Vlasich: Mehr als 50 Prozent aus privaten Spenden. Es ist wichtig, daß wir nicht ganz von öffentlichen Geldern abhängig sind. Ohne private Mittel könnte man nicht schnell reagieren. Öffentliche Mittel zu bekommen, dauert meist lange. Mittlerweile gelingt es, rasch mit der EU Verträge zu unterzeichnen. Aber da wird nichts rückwirkend finanziert. Die erste Einsatzwoche, die meist sehr teuer ist, muß man eben privat finanzieren.

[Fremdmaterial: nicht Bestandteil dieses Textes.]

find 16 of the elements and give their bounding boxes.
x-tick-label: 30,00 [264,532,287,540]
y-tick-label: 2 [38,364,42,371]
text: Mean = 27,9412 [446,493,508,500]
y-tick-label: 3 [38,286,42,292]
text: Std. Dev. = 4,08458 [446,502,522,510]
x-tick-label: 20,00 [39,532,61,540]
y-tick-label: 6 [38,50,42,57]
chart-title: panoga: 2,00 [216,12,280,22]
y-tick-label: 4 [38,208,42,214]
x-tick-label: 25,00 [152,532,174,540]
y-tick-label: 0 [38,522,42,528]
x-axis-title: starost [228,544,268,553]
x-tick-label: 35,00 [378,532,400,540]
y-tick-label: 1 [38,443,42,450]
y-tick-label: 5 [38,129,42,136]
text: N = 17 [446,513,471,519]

Eine der wichtigen Aufgaben hier in Österreich wird es sein, private Spendengelder aufzutreiben.

dieFurche: Wo sehen Sie die größten Probleme in Sachen Menschenrechte?

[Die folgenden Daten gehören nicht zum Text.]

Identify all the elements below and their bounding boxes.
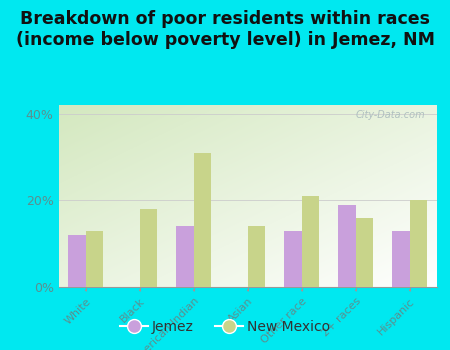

Vlasich: Da ist sicher Burundi und Ruanda. Immer wieder steht man da vor der Frage: Ist es wichtiger zu helfen oder die Öffentlichkeit zu alarmieren. Tut man letzteres gefährdet man die Hilfe. In Ruanda wurden wir letztes Jahr ausgewiesen wie viele andere auch. Aber soll man medizinische Hilfe fortsetzen, wenn man damit die allgemeine Situation verschlechtert? In Tschetschenien haben wir in dieser Hinsicht auch große Probleme. Die Entführung zweier Mitarbeiter (denen zu guter Letzt nichts zustieß) zwang uns, die Art des Einsatzes zu überdenken. Wir wollen in keinem Fall das Leben unserer Leute in Gefahr bringen.